We recently demonstrated that by changing codons of an oligomycin-resistant mutant mitochondrial DNA (mtDNA)-encoded ATPase 6 gene, it was possible to express it from the nucleus. Further, if constructed with a mitochondrial-targeting leader sequence, this protein was transported into mitochondria of CHO cells and conferred oligomycin resistance to a cell line that possessed a normal mtDNA ATPase 6 gene sequence (Zullo et al. Rejuvenation Research 8, 18-28, 2005). In principle then, any mtDNA-encoded gene could be altered so it could be expressed from the nucleus (known as allotopic expression) and should be able to compensate for a defective mtDNA-encoded gene product.

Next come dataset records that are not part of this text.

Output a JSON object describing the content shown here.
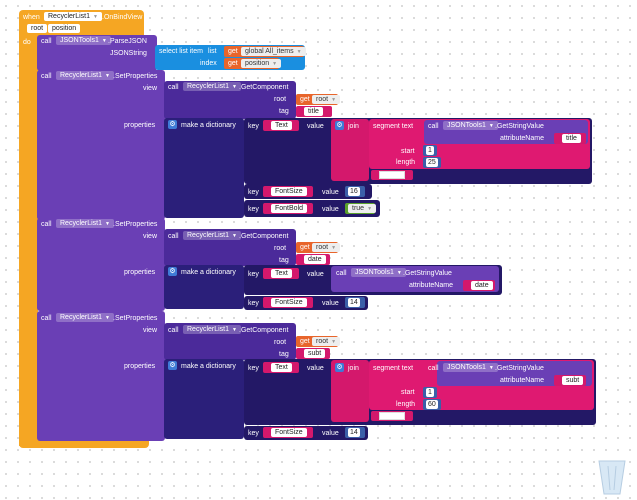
{
  "event": {
    "when_label": "when",
    "component": "RecyclerList1",
    "event_name": ".OnBindView",
    "params": [
      "root",
      "position"
    ],
    "do_label": "do"
  },
  "parse_call": {
    "call_label": "call",
    "component": "JSONTools1",
    "method": ".ParseJSON",
    "arg_label": "JSONString",
    "select": {
      "label": "select list item",
      "list_label": "list",
      "list_get": "get",
      "list_var": "global All_items",
      "index_label": "index",
      "index_get": "get",
      "index_var": "position"
    }
  },
  "common": {
    "call": "call",
    "set_properties": ".SetProperties",
    "recycler": "RecyclerList1",
    "view": "view",
    "root": "root",
    "tag": "tag",
    "properties": "properties",
    "get_component": ".GetComponent",
    "get": "get",
    "root_var": "root",
    "make_dict": "make a dictionary",
    "key": "key",
    "value": "value",
    "join": "join",
    "segment_text": "segment text",
    "start": "start",
    "length": "length",
    "json_tools": "JSONTools1",
    "get_string_value": ".GetStringValue",
    "attribute_name": "attributeName",
    "font_size": "FontSize",
    "font_bold": "FontBold",
    "text": "Text",
    "true": "true"
  },
  "blocks": [
    {
      "tag": "title",
      "attribute": "title",
      "start": "1",
      "length": "25",
      "font_size": "16",
      "font_bold": true
    },
    {
      "tag": "date",
      "attribute": "date",
      "font_size": "14"
    },
    {
      "tag": "subt",
      "attribute": "subt",
      "start": "1",
      "length": "60",
      "font_size": "14"
    }
  ],
  "colors": {
    "event": "#f5a623",
    "component": "#6a3fb5",
    "dictionary": "#2b1f7a",
    "text": "#d4186c",
    "list": "#1a8fe0",
    "math": "#3b5fa8",
    "logic": "#5aa02c",
    "variable": "#e8652b"
  }
}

For this to occur, the newly synthesized protein needs to be accessible to chaperon proteins and/or not fold or aggregate prior to import; the leader would most likely need to be removed prior to the protein being inserted into the membrane-associated complex (all mtDNA-encoded proteins are membrane-associated proteins). If the complex possessed a mutated but stable form of a damaged protein, the pre-existing protein in the complex would need to be displaced; alternatively, the newly imported protein could be inserted into nascent complexes, which would need to replace the existing complex. It has not been established that all these events could occur so the generality of the events in our initial report has not yet been determined.
Lastly, we recently found a bacterial leader that could bring proteins into HeLa cell mitochondria. It is not known if this event occurs in nature.
The relevance of this finding and other factors that might influence the ability of normally mtDNA-encoded genes to be allotopically expressed from the nucleus will be discussed.